1. A channel quality access method in cognitive radio is characterized in that: the method comprises the following steps:

representing the instant reward obtained by selecting action a under state s;

the local critic network is mainly used for estimating state value, evaluating the quality degree of an actor network action strategy, and guiding the actor network to update through an advantage function, wherein the advantage function is the advantage of a certain action a relative to the average under a state s, and multistep sampling is adopted in the asynchronous dominant actor critic network to accelerate convergence:

A(s,a)＝Q(s,a)-V(s)

＝r_t+1+γr_t+2+...+γ^n-1r_t+n+γⁿV(s')-V(s)

where v(s) represents the value of state s, which can be estimated by the critic network, and the gradient calculation for the strategy becomes:

the update function for the global actor network is:

where θ represents a parameter of the global actor network, A (s, a) represents a merit function representing a degree of goodness of the action under the environment condition, and H (π)_θ'(s)) is a policy entropy for increasing exploratory power of previous users;

the update function for the global critic network is:

wherein mu represents the parameters of the global critic network, r represents the instant return obtained by the secondary user, gamma is a discount factor, and lambda is the learning rate of the critic network;

2. The method of claim 1, wherein the method comprises: in the environment, a plurality of channels can be accessed, and the secondary user quickly finds and accesses the channel which meets the self service quality requirement.

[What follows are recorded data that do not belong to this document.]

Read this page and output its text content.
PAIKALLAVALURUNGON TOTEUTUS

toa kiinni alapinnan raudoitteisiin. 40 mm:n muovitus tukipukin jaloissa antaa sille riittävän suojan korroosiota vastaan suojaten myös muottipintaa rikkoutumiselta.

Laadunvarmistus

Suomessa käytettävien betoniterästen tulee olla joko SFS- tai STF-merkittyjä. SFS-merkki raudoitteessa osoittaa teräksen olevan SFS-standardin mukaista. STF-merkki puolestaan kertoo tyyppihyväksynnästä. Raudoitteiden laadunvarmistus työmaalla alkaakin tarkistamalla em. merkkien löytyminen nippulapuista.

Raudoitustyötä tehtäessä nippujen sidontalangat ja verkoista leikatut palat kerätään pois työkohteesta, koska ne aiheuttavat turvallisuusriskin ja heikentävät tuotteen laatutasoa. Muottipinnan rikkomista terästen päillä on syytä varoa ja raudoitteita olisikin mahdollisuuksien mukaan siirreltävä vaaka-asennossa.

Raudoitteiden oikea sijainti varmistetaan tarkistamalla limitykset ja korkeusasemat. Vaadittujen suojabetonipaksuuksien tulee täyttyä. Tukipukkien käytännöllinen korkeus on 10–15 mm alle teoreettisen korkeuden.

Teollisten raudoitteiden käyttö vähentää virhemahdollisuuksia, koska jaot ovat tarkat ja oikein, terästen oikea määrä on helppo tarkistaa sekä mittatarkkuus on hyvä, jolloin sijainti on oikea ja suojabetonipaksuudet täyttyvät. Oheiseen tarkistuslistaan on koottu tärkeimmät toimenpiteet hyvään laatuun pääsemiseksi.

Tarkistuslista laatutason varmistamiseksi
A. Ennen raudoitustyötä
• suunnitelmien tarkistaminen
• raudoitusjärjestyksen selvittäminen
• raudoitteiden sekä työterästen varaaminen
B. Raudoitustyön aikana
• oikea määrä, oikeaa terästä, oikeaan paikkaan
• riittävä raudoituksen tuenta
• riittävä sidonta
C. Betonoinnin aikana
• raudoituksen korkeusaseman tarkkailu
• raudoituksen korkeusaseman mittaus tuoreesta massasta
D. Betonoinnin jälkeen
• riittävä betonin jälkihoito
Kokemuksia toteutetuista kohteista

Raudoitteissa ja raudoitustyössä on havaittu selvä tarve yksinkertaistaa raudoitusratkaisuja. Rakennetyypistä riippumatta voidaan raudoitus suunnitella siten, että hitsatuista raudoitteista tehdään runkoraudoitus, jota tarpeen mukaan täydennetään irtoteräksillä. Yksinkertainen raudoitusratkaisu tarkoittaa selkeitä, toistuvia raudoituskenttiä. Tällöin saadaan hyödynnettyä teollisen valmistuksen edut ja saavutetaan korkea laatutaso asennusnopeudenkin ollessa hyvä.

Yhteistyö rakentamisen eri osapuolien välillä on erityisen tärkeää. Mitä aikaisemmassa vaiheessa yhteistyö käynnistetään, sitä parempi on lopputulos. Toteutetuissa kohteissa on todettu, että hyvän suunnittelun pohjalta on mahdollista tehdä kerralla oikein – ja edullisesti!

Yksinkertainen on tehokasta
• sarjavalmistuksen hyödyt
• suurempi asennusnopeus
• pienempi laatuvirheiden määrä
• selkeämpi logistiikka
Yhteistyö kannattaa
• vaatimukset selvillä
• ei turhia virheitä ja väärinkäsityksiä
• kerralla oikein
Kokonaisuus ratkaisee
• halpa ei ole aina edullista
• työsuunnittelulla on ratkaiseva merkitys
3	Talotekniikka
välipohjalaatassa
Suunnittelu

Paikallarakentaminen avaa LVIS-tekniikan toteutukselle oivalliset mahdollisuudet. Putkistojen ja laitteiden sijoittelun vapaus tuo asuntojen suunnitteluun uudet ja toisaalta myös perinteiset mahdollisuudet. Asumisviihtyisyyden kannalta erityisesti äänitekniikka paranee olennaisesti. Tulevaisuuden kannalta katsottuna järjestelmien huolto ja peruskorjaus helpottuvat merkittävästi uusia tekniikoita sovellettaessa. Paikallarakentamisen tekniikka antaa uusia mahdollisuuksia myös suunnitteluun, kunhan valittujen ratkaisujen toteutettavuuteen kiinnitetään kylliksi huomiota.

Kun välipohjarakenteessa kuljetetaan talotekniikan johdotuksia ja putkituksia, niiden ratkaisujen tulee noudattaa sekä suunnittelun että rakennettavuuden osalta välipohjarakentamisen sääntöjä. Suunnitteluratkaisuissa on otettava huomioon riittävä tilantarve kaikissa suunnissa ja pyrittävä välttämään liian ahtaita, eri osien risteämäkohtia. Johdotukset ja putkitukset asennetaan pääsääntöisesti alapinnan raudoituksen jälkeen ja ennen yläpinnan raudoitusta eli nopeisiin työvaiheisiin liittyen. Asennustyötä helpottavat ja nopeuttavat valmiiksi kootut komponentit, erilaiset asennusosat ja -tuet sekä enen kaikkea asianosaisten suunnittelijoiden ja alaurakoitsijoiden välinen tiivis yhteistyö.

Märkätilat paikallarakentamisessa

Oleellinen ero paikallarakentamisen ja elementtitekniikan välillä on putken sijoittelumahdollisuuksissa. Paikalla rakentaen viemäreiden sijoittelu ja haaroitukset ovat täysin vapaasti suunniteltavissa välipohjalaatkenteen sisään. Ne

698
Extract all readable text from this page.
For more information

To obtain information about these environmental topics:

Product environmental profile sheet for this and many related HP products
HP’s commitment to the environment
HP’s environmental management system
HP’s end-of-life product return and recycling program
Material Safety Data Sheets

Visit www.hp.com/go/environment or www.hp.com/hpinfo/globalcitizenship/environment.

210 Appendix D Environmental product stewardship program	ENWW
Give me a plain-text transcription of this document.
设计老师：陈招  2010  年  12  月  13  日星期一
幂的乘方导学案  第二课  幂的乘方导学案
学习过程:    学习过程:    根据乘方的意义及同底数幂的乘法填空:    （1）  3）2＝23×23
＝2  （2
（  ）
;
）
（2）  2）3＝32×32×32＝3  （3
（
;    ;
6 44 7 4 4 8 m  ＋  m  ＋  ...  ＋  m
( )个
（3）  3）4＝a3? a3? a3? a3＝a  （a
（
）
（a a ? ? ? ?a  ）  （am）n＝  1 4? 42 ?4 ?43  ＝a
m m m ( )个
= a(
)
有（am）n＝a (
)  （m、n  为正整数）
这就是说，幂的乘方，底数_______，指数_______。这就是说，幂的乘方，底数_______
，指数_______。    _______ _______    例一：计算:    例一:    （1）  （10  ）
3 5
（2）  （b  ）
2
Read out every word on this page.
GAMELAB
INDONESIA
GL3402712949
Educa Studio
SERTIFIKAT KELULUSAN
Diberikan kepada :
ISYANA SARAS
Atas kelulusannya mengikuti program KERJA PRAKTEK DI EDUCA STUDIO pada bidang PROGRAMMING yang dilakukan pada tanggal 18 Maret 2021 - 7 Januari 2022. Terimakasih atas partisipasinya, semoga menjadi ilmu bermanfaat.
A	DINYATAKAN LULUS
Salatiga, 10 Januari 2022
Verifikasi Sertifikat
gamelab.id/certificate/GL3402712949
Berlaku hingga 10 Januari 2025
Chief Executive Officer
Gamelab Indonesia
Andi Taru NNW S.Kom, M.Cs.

3. The method of claim 1, wherein the method comprises: step 1.1, the neural networks of the global network and the local network have the same structure, wherein the actor network is a hidden layer, the number of the neurons is 200, the activation function is a linear rectification function, the critic network is a hidden layer, the number of the neurons is 200, and the activation function is a linear rectification function.

4. The method of claim 1, wherein the method comprises: in the step 1.2, each local network is independently interacted with the environment, the actor network and the comment family network are independent respectively, the local actor networks are independently interacted with the channel environment respectively, the comment family network evaluates the action strategy of the actor network, and the network structures of the local networks are completely the same.

5. The method of claim 1, wherein the method comprises: in the observation matrix in step 1.2, the secondary user can only observe the state of the selected sensing channel, and the observation information of the secondary user at the t-th time slot is as follows:

O_t＝[o_1,t,o_2,t,...,o_N,t]

after a temporary memory mechanism is introduced, the secondary user stores the observation information of the previous M steps, the observation information of the M steps forms an observation matrix, and the observation matrix at the t-th moment can be expressed as:

S_t＝[O_t-1,O_t-2,O_t-3,...,O_t-M]

obtaining a return after interacting with the environment, wherein the return function is as follows:

the secondary user selects to sense that the accessed channel is idle and meets the self service quality requirement, so that the decision is correct, and positive feedback is obtained; if the channel selected and sensed by the secondary user is occupied by the primary user, the decision error is indicated, and a negative feedback punishment is received; considering that channels meeting the service quality requirement of the secondary user are all in a busy state in a certain period of time, setting the channels selected and sensed by the secondary user to be idle channels although the channels do not meet the service quality requirement, and still obtaining a small positive feedback, D_iRepresenting the obtained throughput of the ith channel, η being the throughput threshold of the secondary user, (D)_i- η)/η is the ratio of the throughput obtained for the ith channel to the threshold η difference, mainly to guide the secondary user to select the more excellent channel.